/DEDPUL

DEDPUL: method for Positive-Unlabeled Classification and Mixture Proportions Estimation

Primary LanguageJupyter NotebookMIT LicenseMIT

DEDPUL: Difference-of-Estimated-Densities-based Positive-Unlabeled Learning

The repo is based on (Ivanov 2019): https://arxiv.org/abs/1902.06965. Here you may find implementations of DEDPUL and several other PU learning methods: EN (Elkan and Noto 2008), non-negative Risk Estimation (Kiryo et al. 2017).

The notebook sandbox_synth.ipynb is kind of a small tutorial. Try DEDPUL and other methods there.

The algorithm DEDPUL (also, EN) is implemented in algorithms.py.
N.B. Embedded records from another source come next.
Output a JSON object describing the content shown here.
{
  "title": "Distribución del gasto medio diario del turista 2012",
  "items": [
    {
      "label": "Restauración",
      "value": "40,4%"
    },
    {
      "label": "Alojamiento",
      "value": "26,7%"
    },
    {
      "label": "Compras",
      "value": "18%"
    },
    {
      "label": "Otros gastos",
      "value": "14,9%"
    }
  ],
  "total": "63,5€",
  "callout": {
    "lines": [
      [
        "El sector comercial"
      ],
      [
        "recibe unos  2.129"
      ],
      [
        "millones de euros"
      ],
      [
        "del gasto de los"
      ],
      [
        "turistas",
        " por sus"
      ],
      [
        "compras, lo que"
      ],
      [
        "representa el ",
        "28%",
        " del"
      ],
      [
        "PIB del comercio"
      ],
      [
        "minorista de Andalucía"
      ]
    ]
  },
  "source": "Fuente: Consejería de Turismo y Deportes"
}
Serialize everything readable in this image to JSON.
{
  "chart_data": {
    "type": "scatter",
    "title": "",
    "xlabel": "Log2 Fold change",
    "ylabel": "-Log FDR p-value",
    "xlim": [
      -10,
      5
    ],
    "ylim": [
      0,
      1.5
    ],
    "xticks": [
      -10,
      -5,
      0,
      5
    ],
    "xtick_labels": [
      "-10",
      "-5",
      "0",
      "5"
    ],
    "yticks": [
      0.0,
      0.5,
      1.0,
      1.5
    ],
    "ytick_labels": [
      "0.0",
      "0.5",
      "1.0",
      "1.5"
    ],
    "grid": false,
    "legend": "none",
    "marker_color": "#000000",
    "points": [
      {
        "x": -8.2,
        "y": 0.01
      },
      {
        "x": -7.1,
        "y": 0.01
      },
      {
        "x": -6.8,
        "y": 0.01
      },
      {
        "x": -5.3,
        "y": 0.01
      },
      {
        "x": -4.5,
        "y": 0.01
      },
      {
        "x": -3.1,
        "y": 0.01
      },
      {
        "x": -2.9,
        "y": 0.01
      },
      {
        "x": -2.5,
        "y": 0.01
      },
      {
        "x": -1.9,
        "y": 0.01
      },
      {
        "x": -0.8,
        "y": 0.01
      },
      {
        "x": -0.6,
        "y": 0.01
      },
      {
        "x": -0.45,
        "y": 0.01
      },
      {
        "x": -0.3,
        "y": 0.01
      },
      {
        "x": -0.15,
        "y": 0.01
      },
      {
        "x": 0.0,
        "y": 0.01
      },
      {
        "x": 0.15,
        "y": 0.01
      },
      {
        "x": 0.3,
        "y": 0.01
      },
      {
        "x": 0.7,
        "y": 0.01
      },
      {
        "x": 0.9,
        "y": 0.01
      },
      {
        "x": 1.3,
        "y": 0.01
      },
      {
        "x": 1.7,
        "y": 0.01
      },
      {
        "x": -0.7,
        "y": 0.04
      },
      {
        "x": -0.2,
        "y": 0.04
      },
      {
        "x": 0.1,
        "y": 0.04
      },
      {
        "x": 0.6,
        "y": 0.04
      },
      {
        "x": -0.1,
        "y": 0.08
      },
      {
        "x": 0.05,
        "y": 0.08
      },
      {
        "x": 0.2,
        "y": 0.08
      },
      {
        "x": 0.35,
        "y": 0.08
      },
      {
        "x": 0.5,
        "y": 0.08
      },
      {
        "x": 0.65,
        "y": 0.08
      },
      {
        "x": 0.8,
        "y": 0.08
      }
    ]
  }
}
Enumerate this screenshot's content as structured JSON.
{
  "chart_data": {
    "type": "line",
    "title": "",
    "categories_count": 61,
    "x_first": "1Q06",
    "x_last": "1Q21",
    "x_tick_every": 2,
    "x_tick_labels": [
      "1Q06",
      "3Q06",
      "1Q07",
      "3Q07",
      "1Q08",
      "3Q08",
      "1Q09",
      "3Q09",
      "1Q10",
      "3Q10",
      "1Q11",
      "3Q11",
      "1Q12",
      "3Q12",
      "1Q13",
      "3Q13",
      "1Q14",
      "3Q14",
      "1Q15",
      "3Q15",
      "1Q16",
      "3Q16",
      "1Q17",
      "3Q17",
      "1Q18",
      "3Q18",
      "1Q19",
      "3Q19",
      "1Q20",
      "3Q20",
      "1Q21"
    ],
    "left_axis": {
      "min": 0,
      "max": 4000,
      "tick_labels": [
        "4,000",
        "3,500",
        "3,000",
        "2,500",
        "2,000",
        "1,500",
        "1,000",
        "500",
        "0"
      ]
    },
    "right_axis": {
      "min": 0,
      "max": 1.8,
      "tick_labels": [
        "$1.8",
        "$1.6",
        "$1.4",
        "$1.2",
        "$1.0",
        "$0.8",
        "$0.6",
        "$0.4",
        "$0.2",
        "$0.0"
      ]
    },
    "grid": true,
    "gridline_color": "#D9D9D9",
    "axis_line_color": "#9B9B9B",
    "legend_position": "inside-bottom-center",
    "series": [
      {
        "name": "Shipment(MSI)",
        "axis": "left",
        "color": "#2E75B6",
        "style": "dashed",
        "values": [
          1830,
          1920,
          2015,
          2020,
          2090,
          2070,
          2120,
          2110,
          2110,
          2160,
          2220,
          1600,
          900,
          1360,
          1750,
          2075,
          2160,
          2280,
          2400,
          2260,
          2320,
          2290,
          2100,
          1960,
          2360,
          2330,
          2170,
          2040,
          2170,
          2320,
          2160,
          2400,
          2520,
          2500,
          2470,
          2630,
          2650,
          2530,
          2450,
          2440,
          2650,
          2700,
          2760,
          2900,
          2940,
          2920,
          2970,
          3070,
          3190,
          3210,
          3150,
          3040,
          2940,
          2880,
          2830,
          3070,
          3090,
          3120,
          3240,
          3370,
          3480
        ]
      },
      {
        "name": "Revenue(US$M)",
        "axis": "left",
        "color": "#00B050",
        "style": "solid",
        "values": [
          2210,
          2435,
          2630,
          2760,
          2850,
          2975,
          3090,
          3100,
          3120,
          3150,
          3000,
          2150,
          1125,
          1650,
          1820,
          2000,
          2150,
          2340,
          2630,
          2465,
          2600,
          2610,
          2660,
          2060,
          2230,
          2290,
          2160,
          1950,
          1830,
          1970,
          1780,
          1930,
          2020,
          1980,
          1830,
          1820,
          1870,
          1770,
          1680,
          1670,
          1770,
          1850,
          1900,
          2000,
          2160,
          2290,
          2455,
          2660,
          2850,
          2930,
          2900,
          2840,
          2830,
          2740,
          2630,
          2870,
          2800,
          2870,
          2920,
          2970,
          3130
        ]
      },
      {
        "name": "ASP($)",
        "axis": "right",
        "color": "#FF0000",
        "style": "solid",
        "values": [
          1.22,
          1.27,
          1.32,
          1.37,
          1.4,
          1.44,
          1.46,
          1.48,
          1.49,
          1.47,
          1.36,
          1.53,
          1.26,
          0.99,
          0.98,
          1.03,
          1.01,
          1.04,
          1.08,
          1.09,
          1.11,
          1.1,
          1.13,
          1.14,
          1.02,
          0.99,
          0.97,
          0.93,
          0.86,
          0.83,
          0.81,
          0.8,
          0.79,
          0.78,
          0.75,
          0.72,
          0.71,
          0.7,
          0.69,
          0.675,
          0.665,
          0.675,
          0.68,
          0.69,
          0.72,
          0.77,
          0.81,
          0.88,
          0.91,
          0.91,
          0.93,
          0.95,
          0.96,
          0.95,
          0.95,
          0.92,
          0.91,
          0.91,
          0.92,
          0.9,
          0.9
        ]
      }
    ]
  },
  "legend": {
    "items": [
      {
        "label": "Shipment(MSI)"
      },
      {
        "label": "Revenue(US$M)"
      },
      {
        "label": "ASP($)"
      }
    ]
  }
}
There are functions to obtain predictions of Non-Traditional Classifier, to estimate density ratio, to apply EM algorithm and Bayes rule - all the stuff used in DEDPUL. Secondary functions that are connected to training of neural networks are in NN_functions.py. Other secondary functions like data generation are in utils.py. KMPE.py is retrieved from (Ramaswamy, Scott, and Tewari 2016): http://web.eecs.umich.edu/~cscott/code.html##kmpe

The notebooks experiments_UCI_MNIST.ipynb and experiments_synth.ipynb contain the code that was used to gather experimental data and to build figures 2,3,4,5. The corresponding data is in ‘experimental_data’ folder. The notebook experiment_processing.ipynb is about verifying statistical significance of results — whether algorithms differ significantly — using wilcoxon signed-rank test. The corresponding data is in ‘raw_data’ folder.

Note: In the paper, $\alpha$ is prior probability of a random unlabeled instance to be a latent POSITIVE, and f(p | x) is a posterior probability of being POSITIVE. However, due to legacy reasons, in the code a prior probability of being NEGATIVE and corresponding posterior probability of being NEGATIVE are computed. To convert, just subtract estimates from 1.

One mainly needs python 3 with numpy, pandas, sklearn, matplotlib, skipy, and pytorch, to run the code. One may comment catboost and keras parts.